Habitação inclusiva ganha destaque em palestra

O evento ocorreu na Quarta Nobre


No dia 15 de abril, a arquiteta Silvana Cambiaghi participou da Quarta Nobre do CRECISP com a palestra “Habitação Inclusiva: Garantindo Acesso para Crianças, Idosos e Pessoas com Deficiência”. Durante o encontro, a especialista destacou a importância de projetos arquitetônicos que contemplem acessibilidade, mobilidade e autonomia, promovendo o uso digno dos espaços urbanos por toda a população.

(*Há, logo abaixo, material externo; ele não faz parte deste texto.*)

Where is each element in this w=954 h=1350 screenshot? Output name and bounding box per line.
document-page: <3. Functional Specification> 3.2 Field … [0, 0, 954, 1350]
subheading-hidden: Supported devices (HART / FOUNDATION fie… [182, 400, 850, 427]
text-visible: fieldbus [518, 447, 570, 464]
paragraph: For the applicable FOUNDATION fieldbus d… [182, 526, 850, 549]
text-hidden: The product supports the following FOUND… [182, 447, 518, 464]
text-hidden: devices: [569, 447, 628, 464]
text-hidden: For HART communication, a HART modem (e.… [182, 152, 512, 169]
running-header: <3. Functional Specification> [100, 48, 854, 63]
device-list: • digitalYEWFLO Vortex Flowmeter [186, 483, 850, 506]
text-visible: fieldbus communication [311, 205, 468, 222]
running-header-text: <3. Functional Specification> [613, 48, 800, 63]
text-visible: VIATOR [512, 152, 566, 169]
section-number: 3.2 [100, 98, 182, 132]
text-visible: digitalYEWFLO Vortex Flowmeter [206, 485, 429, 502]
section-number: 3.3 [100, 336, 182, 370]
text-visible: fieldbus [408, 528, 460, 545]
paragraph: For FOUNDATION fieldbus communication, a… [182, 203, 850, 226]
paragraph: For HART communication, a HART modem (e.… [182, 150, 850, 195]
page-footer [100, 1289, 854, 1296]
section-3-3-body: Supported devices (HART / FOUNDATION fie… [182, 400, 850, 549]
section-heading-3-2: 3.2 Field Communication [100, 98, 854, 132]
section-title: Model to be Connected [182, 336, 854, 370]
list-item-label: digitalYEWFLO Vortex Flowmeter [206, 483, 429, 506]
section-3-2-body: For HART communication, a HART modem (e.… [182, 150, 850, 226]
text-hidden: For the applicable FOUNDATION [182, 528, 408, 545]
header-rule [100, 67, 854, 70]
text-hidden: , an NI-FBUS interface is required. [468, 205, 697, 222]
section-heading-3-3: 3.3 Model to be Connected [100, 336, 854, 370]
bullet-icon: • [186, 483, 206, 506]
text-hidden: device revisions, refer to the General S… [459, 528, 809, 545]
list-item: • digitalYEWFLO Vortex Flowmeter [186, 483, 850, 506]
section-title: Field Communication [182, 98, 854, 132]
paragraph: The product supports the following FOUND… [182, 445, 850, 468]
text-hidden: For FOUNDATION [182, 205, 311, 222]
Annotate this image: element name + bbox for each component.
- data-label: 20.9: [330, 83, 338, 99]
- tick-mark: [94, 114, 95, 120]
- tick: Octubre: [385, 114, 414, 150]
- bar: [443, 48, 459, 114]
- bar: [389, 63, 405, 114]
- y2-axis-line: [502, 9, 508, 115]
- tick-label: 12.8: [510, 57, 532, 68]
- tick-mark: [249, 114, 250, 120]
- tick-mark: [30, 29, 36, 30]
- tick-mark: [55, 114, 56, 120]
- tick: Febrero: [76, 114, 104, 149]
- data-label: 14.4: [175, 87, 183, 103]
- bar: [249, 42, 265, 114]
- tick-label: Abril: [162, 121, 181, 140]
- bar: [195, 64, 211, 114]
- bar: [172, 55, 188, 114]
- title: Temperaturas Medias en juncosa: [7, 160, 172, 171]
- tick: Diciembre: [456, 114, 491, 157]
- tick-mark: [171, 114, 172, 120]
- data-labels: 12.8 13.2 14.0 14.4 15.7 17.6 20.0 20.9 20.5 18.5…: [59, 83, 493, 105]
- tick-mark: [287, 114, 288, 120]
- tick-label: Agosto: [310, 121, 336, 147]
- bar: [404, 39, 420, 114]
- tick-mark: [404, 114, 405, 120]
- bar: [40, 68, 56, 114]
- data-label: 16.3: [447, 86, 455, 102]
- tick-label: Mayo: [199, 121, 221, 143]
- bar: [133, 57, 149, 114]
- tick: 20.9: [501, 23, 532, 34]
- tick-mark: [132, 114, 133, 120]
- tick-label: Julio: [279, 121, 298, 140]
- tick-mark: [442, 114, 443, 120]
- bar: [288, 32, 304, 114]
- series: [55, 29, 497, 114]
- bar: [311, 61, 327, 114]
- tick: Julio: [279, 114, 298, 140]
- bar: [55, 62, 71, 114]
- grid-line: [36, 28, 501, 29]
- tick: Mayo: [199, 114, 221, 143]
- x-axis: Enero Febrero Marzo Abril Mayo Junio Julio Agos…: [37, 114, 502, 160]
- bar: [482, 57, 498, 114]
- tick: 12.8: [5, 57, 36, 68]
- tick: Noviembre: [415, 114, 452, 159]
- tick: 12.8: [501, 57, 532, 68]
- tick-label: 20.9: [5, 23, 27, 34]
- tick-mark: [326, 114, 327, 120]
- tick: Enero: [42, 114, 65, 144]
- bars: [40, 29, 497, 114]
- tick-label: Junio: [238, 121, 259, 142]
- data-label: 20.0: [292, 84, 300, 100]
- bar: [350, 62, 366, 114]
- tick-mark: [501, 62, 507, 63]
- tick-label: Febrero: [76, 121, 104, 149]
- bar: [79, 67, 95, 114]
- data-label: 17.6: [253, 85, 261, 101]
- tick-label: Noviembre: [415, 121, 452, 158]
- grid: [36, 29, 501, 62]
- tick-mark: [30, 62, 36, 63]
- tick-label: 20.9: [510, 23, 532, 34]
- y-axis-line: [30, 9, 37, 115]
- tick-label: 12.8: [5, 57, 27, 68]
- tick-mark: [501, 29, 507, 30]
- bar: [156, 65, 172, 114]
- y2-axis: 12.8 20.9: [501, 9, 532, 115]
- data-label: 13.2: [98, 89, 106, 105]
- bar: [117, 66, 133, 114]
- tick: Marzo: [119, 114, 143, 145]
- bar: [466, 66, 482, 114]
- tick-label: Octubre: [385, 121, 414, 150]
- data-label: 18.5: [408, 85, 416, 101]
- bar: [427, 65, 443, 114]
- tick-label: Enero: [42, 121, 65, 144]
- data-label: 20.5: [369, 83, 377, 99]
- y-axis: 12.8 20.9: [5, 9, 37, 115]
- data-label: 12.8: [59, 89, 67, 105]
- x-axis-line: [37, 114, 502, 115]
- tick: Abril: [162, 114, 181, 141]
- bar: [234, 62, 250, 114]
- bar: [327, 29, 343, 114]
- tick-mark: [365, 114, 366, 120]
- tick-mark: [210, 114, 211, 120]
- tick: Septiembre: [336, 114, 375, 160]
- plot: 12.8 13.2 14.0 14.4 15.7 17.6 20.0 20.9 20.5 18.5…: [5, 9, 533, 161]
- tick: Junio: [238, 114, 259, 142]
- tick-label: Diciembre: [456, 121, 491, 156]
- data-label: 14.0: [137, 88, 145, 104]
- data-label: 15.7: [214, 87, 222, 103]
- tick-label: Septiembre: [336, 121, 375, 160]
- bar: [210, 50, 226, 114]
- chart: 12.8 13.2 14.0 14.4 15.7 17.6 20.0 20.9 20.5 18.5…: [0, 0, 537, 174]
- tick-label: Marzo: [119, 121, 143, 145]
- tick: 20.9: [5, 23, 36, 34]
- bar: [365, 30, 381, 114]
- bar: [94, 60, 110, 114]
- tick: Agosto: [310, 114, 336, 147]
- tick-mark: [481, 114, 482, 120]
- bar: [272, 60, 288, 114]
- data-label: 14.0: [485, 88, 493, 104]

Segundo Silvana, a habitação inclusiva deve ser entendida como um direito fundamental. “A habitação é necessária para todas as pessoas. É um direito constitucional”, afirmou. Ela provocou a reflexão sobre o cenário atual ao questionar: “As casas existentes garantem acesso e usufruto de crianças, idosos e pessoas com deficiência?”.

A arquiteta enfatizou o conceito de desenho universal, que propõe ambientes utilizáveis por todos, sem necessidade de adaptações posteriores. “Na realidade, é um espaço que permite o uso por todas as pessoas, simultaneamente”, explicou. De acordo com ela, esse conceito também prevê flexibilidade ao longo do tempo: “A casa precisa acompanhar todas as etapas da vida da pessoa”.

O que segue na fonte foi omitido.